Implementing IMPLY operation in RISC-V with Gem5 simulations

9 min readJun 24, 2023

In my continued research of RISC-V and non-volatile memory, I’ve started exploring in-memory processing. This technique promises great improvements in compute performance by avoiding the CPU entirely, getting around the “Von Neumann bottleneck”.

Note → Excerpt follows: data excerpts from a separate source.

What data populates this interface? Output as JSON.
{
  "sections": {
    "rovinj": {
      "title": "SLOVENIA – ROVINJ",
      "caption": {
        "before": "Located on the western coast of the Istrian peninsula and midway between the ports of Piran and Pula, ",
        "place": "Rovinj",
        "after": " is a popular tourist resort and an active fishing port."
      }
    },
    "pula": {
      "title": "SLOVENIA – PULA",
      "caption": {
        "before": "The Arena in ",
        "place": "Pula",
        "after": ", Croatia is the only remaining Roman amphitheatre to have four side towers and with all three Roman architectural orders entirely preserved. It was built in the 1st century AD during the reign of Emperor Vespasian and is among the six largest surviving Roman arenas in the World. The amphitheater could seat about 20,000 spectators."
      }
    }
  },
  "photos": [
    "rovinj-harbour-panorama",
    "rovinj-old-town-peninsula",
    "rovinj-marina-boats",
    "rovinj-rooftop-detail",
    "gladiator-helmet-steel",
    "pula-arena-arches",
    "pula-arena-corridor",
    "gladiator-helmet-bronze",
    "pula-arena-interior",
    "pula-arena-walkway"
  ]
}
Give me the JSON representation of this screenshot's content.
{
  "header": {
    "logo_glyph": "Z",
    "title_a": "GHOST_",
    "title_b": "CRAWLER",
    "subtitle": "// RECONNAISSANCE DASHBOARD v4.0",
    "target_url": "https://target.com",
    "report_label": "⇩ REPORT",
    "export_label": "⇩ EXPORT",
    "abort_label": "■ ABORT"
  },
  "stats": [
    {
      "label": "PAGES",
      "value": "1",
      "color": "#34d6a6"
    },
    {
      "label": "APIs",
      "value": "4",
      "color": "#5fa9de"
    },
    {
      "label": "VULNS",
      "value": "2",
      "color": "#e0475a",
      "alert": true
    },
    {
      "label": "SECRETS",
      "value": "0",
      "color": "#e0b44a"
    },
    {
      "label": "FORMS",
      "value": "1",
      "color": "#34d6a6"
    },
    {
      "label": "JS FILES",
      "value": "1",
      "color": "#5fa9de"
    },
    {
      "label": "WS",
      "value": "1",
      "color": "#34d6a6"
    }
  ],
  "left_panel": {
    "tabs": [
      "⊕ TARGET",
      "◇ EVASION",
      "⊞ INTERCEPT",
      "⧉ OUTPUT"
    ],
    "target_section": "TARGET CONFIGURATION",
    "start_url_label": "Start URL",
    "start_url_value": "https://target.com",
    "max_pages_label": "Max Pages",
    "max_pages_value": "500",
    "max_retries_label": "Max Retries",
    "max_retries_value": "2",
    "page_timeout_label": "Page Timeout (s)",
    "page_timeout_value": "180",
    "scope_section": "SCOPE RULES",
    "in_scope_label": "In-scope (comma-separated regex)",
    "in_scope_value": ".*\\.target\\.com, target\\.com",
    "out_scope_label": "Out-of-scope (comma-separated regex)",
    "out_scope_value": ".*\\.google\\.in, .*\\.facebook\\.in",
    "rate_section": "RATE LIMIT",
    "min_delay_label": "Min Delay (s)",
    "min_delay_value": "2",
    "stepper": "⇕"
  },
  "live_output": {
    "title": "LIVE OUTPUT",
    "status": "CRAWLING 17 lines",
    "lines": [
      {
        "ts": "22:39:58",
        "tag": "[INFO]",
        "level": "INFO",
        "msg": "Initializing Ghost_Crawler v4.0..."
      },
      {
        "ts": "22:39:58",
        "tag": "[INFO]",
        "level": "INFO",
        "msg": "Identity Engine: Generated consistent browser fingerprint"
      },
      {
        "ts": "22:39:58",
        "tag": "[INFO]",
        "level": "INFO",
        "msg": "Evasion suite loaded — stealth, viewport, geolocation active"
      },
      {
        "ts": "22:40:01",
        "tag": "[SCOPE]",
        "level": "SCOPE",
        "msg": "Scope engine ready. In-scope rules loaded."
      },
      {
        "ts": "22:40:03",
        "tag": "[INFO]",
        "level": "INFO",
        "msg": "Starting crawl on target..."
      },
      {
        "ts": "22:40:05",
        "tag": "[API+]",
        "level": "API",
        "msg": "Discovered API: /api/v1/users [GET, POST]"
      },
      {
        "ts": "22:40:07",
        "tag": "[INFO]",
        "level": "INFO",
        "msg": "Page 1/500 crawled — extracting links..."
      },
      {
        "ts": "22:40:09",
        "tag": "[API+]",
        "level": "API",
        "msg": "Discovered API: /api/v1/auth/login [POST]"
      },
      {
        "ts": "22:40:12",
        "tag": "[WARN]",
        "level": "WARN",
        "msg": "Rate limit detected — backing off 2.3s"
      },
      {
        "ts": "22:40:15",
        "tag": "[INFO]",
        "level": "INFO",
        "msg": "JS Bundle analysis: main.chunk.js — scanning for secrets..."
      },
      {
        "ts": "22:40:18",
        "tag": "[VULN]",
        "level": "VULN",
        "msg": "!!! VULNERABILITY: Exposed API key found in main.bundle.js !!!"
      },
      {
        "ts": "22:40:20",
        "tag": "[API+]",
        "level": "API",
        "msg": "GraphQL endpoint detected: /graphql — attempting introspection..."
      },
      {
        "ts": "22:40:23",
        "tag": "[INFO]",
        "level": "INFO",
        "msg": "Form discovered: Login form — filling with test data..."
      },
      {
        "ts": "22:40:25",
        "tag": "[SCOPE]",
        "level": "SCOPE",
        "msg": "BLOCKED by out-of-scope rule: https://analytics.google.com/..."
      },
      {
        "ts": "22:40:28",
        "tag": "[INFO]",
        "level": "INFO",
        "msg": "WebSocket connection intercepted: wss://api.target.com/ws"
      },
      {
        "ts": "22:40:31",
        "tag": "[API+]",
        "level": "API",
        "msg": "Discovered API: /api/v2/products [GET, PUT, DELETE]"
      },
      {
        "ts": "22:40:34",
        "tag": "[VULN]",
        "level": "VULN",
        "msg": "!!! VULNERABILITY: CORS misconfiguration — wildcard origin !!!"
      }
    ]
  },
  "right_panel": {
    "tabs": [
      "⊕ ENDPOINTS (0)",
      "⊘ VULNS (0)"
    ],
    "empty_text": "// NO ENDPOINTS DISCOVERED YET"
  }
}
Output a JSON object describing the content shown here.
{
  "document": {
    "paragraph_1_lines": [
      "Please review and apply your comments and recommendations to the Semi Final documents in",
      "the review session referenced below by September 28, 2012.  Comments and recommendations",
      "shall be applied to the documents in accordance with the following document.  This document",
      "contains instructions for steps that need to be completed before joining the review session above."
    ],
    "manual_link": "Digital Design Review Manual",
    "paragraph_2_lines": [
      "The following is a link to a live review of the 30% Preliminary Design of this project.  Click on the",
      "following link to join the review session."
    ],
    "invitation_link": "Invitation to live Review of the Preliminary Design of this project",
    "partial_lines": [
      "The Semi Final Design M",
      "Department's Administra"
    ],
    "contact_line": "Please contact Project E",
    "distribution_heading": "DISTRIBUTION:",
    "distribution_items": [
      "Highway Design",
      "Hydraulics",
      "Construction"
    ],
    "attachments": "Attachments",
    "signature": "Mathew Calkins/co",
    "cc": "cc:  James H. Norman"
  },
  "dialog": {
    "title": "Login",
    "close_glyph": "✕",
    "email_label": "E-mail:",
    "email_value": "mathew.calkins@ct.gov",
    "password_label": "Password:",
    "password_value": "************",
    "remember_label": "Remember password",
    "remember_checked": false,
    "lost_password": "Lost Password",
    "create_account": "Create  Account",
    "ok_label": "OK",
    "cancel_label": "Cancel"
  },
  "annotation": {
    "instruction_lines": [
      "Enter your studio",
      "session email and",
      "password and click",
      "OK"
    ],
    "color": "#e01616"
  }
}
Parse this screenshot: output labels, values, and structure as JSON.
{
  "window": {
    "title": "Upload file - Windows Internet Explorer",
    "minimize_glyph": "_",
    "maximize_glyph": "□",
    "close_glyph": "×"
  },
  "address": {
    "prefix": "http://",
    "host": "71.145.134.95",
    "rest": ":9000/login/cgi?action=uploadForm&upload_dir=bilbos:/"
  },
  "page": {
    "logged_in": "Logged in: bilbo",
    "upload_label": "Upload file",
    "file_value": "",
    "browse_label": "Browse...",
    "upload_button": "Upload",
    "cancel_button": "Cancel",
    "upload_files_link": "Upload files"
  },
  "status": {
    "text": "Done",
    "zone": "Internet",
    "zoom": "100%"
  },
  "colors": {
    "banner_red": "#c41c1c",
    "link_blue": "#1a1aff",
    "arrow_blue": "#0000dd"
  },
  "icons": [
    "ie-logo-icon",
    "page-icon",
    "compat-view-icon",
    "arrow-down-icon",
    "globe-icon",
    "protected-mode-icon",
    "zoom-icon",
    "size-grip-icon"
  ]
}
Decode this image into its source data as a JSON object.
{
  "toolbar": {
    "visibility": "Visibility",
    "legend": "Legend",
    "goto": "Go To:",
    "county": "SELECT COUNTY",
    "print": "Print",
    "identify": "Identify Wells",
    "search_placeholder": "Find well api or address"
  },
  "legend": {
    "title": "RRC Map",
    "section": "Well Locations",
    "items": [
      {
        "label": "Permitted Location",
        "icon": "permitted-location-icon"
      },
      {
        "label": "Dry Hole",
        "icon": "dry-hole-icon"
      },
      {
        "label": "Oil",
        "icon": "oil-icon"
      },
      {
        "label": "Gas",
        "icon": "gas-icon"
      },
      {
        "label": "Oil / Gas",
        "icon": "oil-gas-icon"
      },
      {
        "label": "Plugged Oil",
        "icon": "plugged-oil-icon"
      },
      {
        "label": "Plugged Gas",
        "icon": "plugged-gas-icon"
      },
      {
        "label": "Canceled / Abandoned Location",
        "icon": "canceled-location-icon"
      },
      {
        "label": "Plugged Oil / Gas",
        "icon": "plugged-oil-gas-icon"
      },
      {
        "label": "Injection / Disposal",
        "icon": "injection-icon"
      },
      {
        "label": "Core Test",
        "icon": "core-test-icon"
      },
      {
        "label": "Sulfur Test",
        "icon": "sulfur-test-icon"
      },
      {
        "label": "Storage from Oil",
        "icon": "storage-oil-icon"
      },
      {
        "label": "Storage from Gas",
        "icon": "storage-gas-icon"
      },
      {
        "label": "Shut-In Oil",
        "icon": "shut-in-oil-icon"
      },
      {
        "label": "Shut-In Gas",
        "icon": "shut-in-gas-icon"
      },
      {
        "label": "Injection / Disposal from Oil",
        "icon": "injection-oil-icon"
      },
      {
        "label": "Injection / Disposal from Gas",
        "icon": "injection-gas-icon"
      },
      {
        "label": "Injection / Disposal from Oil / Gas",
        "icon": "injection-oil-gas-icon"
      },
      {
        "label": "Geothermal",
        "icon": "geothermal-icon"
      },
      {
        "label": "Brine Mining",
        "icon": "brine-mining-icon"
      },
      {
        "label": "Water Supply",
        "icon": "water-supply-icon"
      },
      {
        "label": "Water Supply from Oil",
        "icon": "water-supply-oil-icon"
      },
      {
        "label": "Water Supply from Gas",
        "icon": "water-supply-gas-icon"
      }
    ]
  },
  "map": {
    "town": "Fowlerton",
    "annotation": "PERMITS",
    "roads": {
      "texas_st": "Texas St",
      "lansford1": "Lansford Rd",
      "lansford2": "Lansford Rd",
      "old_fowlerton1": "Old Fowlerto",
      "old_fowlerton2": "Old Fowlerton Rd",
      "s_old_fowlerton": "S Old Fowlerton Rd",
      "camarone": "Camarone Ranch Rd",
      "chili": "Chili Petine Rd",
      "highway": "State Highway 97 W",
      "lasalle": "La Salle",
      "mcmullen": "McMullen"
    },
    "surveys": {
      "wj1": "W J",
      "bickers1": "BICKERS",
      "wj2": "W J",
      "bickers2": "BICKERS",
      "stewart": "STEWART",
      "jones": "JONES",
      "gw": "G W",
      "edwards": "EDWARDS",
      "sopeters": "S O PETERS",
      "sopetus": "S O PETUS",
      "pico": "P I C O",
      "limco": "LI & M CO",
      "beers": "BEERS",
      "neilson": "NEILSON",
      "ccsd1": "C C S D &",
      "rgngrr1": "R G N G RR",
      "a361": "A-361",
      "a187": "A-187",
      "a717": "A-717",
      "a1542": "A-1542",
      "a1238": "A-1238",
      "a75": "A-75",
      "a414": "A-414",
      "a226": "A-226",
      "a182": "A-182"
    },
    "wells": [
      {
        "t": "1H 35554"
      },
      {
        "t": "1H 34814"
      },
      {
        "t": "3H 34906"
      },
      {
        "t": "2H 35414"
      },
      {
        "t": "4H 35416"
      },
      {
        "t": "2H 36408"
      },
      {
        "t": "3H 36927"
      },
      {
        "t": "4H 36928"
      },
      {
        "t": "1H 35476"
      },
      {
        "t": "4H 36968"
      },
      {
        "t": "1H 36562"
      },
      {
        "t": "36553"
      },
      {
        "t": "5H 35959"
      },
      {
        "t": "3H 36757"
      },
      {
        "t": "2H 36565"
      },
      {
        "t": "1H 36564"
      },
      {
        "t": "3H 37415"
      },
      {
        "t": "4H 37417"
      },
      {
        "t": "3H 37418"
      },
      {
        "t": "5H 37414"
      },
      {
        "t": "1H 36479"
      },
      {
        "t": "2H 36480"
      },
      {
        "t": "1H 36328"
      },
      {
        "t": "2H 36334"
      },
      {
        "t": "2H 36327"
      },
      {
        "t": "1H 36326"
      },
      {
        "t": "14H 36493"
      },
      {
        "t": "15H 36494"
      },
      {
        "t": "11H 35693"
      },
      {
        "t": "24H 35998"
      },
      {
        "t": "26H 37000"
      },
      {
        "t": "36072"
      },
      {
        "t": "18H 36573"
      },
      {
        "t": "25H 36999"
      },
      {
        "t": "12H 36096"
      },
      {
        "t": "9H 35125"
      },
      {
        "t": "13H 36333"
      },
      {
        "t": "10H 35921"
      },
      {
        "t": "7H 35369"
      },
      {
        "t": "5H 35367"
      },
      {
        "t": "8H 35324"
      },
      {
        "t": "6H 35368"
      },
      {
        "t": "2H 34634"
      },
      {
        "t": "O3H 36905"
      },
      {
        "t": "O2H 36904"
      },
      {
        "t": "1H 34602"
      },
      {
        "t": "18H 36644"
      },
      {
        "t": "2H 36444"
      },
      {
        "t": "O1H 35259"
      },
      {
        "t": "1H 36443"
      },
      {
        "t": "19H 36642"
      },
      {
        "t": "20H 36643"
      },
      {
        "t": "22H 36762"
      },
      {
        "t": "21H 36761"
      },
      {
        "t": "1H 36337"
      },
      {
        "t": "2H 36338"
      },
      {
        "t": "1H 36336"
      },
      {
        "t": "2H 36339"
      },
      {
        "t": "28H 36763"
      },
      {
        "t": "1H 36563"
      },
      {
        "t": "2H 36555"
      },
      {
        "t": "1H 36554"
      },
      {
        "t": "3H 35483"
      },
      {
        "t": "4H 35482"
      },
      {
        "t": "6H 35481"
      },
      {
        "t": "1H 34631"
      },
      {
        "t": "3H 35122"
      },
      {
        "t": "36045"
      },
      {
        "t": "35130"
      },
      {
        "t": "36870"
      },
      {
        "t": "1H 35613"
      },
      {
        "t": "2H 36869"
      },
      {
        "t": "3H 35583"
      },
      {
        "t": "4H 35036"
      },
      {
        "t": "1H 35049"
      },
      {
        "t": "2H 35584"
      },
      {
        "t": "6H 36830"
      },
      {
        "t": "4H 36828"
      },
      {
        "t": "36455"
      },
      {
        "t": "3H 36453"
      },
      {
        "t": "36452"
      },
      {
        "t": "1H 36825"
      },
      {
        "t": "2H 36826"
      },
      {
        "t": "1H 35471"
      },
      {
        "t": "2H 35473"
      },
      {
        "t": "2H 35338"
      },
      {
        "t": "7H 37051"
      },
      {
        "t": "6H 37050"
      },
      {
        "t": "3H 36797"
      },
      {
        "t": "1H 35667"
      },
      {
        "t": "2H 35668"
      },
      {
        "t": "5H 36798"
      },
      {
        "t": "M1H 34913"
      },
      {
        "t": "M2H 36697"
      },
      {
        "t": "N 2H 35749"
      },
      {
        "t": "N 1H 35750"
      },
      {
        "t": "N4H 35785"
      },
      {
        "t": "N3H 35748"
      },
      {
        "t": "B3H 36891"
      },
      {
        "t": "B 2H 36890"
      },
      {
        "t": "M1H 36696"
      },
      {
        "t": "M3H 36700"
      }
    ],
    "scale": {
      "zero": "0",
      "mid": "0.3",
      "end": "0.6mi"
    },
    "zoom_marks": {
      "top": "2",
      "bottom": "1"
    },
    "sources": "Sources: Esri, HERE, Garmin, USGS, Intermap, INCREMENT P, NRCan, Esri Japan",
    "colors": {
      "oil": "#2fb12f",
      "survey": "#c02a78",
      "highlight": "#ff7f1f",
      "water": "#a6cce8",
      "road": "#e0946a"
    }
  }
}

In this blog post, I will be building upon previous work to add an IMPLY instruction into RISC-V as a custom instruction. Then, I will build a program that can run with a simulated implementation of this instruction using Gem5.

IMPLY

This is built off a recent paper where they designed an in-memory computation for IMPLY. However, their work only simulated the electrical properties in Cadence Virtuoso rather than focus on more of the software properties.

IMPLY gate symbol

An IMPLY op is one that performs a logical implication. Essentially it follows the rule that, for inputs p and q:

p implies q: If p, then q.

In more of a programming mindset framing, we can refer to the truth table:

Implication truth table

From a previous post, we can immediately tell that this requires two inputs and thus is an R-type instruction in RISC-V. It’ll be fairly straightforward to add this in.

Why do we want an IMPLY? In high-density applications, it is a kind of circuit that is relatively easy to implement and can be used in more complex kinds of mathematical algorithms.

Adding RISC-V instruction

The first step will be opening up riscv-gnu-toolchain/binutils/opcodes/riscv-opc.c and getting to the bottom of our basic instructions list.

{"imply",      0, INSN_CLASS_I,       "d,s,t",         MATCH_IMPLY, MASK_IMPLY, match_opcode, 0 }

Now we have to pick values of MATCH_IMPLY and MASK_IMPLY and insert them into riscv-gnu-toolchain/binutils/include/opcode/riscv-opc.h. These are meant to fulfill the equation (ins & MASK_IMPLY) == MATCH_IMPLY.

An R-type instruction has three fields of disambiguation: OPCODE, FUNCT7, and FUNCT3. To match all of these, we will pick the mask 0xfe00707f, which we've used before. For the match, we should first find a free space.

Jumping temporarily to Gem5, we can open up gem5/src/arch/riscv/isa/decoder.isa and scroll down to where the opcode is 0x09 and the FUNCT3 is 0x06. Since I used this area previously to implement gcd, and it's not being used for anything else, I'll go ahead and define a FUNCT7 of 0x1.

Going back to our R-type instruction, we can now define the bits we need and turn that into a MATCH:

Imply instruction breakdown
0000001 00000 00000 110 00000 01001 11
= 0x2006027

So now I can add these files in my header file:

#define MATCH_IMPLY 0x2006027
#define MASK_IMPLY 0xfe00707f

Further down I also need to add:

DECLARE_INSN(imply, MATCH_IMPLY, MASK_IMPLY)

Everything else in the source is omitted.